Governor Stuart Jack recently took time out to join the effort to preserve the sea turtle, one of Cayman’s endangered species.
Governor Jack accompanied Department of Environment Research Officer Joni Kirkconnell and a group of DoE interns on one of their weekly surveillance trips to Cayman’s beaches, in search of turtle nests.
The group fanned out along a Seven Mile Beach stretch with the Governor and Mrs. Kirkconnell walking from Boggy Sand Road in West Bay to Heritage Club.
Citing the need for unity in the effort to protect the globally endangered sea turtle Governor Jack noted that turtles are an important part of Cayman’s bio-diversity. He said that recent incidents where nesting turtles were slaughtered were a major concern, both to him and to the DoE.

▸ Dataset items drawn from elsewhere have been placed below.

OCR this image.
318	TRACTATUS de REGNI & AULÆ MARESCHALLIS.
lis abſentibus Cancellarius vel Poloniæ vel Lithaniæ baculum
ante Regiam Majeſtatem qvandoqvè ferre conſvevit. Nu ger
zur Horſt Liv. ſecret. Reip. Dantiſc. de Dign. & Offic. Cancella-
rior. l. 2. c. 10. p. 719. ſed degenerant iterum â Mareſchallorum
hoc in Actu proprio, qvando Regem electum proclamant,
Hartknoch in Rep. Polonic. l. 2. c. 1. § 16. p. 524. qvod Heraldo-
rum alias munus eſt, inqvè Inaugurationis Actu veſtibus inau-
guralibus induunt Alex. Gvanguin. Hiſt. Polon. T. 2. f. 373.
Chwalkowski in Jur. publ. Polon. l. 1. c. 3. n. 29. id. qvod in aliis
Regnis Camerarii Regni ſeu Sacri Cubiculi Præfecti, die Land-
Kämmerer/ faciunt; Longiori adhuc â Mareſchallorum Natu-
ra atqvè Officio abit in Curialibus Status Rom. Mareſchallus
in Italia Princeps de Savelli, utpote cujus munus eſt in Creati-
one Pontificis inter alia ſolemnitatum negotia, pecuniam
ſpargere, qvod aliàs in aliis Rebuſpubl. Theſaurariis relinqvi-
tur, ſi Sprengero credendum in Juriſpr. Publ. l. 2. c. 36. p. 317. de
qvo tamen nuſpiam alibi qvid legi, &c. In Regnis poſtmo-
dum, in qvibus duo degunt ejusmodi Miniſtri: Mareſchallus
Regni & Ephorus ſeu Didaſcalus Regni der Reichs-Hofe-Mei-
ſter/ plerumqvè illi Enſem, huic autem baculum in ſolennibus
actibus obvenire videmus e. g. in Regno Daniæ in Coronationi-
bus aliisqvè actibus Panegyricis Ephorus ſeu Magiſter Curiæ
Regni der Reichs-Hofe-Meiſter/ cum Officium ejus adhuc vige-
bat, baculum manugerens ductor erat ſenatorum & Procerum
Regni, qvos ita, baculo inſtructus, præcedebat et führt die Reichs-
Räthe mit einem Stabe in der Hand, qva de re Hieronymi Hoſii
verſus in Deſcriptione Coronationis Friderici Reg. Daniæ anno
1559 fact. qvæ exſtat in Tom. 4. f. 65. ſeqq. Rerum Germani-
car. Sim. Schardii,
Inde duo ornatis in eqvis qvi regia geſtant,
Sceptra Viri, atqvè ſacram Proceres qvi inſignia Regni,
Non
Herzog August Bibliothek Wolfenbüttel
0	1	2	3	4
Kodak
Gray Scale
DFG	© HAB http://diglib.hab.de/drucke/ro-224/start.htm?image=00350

Mrs. Kirkconnell explained that the DoE conducts beach surveillance during the nesting season (May to October), an exercise that identifies where turtles lay their eggs. ‘When nests are found we process, mark and monitor them to protect them from poachers and prevent damage from any recreational activity on the beach,’ she said.
Adult turtles breed in Cayman’s waters and nest on the beaches. After the breeding and nesting season is over they migrate to forage overseas.
It is illegal to harm turtles or their eggs and carries a maximum fine of CI $500,000 and one year imprisonment. DoE research puts the nesting turtle population in the Cayman Islands to around 30, down from the millions cited in historical accounts.